Para Constance Chatterley “deixou de haver um caminho ameno para o futuro”, e há que viver “por mais que os céus tenham desabado sobre nós”. Casou-se com Clifford Chatterley, em 1917, e conheceu-o por inteiro por apenas um mês. Ao ser enviado para a Grande Guerra, Clifford acabou por regressar com a metade do corpo inferior completamente paraplégica e volta, com a sua jovem esposa, para o “poiso” da família: Wragby Hall. Constance e a sua irmã Hilda tiveram uma “educação esteticamente não convencional” por terem sido levadas a Paris e Roma para respirarem arte e em direcção a outros interesses, ao serem colocadas em grandes convenções socialistas em Haia em Berlim. Imune à intimidação da arte ou das ideologias políticas, Constance acaba por se ver fechada nas paredes de Wragby no seu papel de enfermeira e cuidadora do marido. Uma rotina que se revela, a cada dia que passa, cada vez mais monótona e desinteressante.
Com o Clifford a depender cada vez mais da esposa, apesar de demonstrar o seu poder “sinistro” sobre todos os outros elementos da sociedade, Connie acaba por encontrar um refúgio em Mellors, o guarda de caça de Wragby. Atormentado pela falta de ingenuidade devido à caótica sociedade em que vive, Mellors acaba por se ligar, aos poucos, a Constance. O amor que os une nasce de uma relação sexualmente satisfatória, em que ambos se querem saciar e explorar os seus corpos. É nesta exploração que a obra acabou por ser mal entendida na época e, referido por Maria João Madeira, André Malraux escreveu, em 1932, que esta obra – e foi graças a esta história que D. H. Lawrence reconheceu a fama ao longo dos tempos – foi a proposta de um novo mito de erotismo, dando à sensualidade “tudo o que, até aqui, era dado ao amor: de fazer dele o meio da nossa própria revelação”.

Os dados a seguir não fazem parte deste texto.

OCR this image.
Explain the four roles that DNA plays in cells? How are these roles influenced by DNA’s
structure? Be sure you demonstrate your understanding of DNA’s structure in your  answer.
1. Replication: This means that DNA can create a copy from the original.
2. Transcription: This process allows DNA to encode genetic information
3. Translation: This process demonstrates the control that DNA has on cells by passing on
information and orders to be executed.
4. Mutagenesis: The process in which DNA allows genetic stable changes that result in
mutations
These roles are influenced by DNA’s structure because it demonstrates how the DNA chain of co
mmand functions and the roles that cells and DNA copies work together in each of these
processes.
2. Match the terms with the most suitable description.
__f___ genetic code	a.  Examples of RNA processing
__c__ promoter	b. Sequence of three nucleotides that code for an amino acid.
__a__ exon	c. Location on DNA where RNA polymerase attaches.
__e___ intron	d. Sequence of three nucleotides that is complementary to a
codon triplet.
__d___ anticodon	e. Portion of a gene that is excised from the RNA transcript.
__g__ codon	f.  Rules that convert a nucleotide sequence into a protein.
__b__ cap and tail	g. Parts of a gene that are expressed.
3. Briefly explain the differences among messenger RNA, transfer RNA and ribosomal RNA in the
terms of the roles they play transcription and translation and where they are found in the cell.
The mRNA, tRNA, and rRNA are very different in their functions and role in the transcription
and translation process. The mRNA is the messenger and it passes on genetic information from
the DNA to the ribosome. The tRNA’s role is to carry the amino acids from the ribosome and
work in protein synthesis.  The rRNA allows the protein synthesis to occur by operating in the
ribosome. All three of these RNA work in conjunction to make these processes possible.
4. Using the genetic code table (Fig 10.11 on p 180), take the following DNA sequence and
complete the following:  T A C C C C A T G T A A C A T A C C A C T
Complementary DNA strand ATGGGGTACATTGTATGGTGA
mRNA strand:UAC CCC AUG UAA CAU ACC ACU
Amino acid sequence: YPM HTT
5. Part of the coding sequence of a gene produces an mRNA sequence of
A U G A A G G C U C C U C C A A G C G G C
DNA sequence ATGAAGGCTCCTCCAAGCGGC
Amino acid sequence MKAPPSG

A presente edição é a estabelecida por D. H. Lawrence e, por conseguinte, a que contém uma linguagem sexual mais explícita. Escreveu Isabel Lucas, num artigo para o Público sobre um movimento estudantil americano a pedir proteção contra o conteúdo de livros perigosos, que “a ideia de que os livros são perigosos é tão antiga como a literatura” e, bem se sabe, foi por isso que esta obra esteve fora dos olhos do grande público durante tantos anos. No entanto, o conhecimento é virtude. O sexo é uma das formas que o ser humano encontrou para conhecer o seu próprio corpo – quais são os seus limites, as suas vontades – e as suas emoções. O conhecimento chegou de tal forma, em pleno século XXI, que os constrangimentos provocados pela exploração do sexo estão ultrapassados – pelo menos há que ter este pensamento. Mas, no final da obra, são as palavras do autor que fazem todo o sentido: “Uma mulher tem de viver a sua vida, ou vivê-la a arrepender-se de não a ter vivido.”